I was alive in the woods
I was cut down by a hard axe.
While I lived I was silent
Now dead I sing sweetly

I’m sure I first saw this on a harpsichord at Fenton House in London but I can’t confirm that.  I should try and get there some time and have a look.  Google tells me the verse is associated with the 16th century instrument maker Kaspar Tieffenbruker.  The Latin version Mortua Dolce Cano is also the title of the blog of Wm. R. Cumpiano to whom we are all indebted for writing the standard work on guitar making, Guitarmaking, Tradition and Technology.

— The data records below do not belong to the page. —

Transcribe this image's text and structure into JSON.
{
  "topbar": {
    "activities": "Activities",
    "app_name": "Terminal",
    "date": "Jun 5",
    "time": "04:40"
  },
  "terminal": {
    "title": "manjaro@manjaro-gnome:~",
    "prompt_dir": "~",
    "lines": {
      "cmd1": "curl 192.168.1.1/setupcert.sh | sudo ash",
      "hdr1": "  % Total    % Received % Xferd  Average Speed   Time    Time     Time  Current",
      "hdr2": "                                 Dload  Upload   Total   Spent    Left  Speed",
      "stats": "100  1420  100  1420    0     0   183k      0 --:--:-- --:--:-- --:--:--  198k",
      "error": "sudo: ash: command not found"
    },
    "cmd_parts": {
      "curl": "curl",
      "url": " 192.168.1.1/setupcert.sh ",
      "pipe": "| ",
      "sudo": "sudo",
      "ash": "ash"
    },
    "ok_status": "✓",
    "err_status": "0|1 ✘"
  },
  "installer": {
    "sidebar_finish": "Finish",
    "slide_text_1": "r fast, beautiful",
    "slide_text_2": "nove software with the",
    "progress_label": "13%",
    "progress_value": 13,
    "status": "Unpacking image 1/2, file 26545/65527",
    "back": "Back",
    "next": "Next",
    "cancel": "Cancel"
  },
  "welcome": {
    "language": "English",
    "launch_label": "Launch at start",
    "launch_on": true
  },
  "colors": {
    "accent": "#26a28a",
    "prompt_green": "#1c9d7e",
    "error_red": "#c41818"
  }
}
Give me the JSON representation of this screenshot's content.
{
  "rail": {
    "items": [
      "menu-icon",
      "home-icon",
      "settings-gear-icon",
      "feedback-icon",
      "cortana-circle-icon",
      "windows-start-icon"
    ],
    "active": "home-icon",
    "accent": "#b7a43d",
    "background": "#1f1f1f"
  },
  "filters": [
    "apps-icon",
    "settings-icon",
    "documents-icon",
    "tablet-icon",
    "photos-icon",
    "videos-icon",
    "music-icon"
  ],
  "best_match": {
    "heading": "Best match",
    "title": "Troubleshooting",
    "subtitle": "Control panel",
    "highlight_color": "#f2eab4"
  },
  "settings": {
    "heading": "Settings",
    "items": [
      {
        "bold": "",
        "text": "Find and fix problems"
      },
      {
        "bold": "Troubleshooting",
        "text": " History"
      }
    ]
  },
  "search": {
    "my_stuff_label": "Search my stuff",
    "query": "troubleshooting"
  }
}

Around 15 years ago I bought some cherry wood, quite literally a tree trunk, from a woodsman in Hemstead Forest, Kent.  When I bought it I was in the woods, surrounded by living timber.  Then for many years it lay dead in my workshop, gradually drying out and seasoning.  Finally it was ready for use and it did indeed feel like bringing something back to life.

Style ‘O’ nylon strung guitar

Of course only a small part of a tree trunk is suitable for guitar making.  I have a neighbour, a house carpenter, and I used his band saw – way larger than mine – to convert the log into the pieces I wanted, in return he got the rest for making kitchens.  I’ve so far had five guitars and two mandolins from that wood and there’s still a few instruments to come.

Mandolin in English cherry

This is what the owner of a steel strung guitar made from this wood felt about his instrument:

“Hey Ian,
a few months later…
the guitar is sounding better than ever. I am growing to love its very particular qualities. I can play delicate things, I can play really snappy things. It is so nice and light to hold, its low action is easy on the hands. It is crystal clear… Very, very nice! It seems the tonalities of the cherry are coming out more now, it is so unlike a rosewood or mahogany backed guitar, though I could not define quite why. I am trying Beeswing now and I just feel this guitar, in the final analysis, has something of the British Isles in it, exactly what I wanted.”

RB, Umbria

Steel strung model ‘G’

Cherry and the other fruit tree woods have long been used for instrument making but they aren’t the first choice for modern guitars.  It’s very hard to describe sound but I found this particular wood contributed something very clear, almost transparent, to the sound quality of these instruments.  Ideal for Celtic finger picking, probably less so for Bluegrass.  But I’ve played a Martin Dreadnought (property of Jamie Freeman who runs Union Music in Lewes) made from North American cherry and there was nothing wrong with that.

Now dead, it does indeed sing sweetly.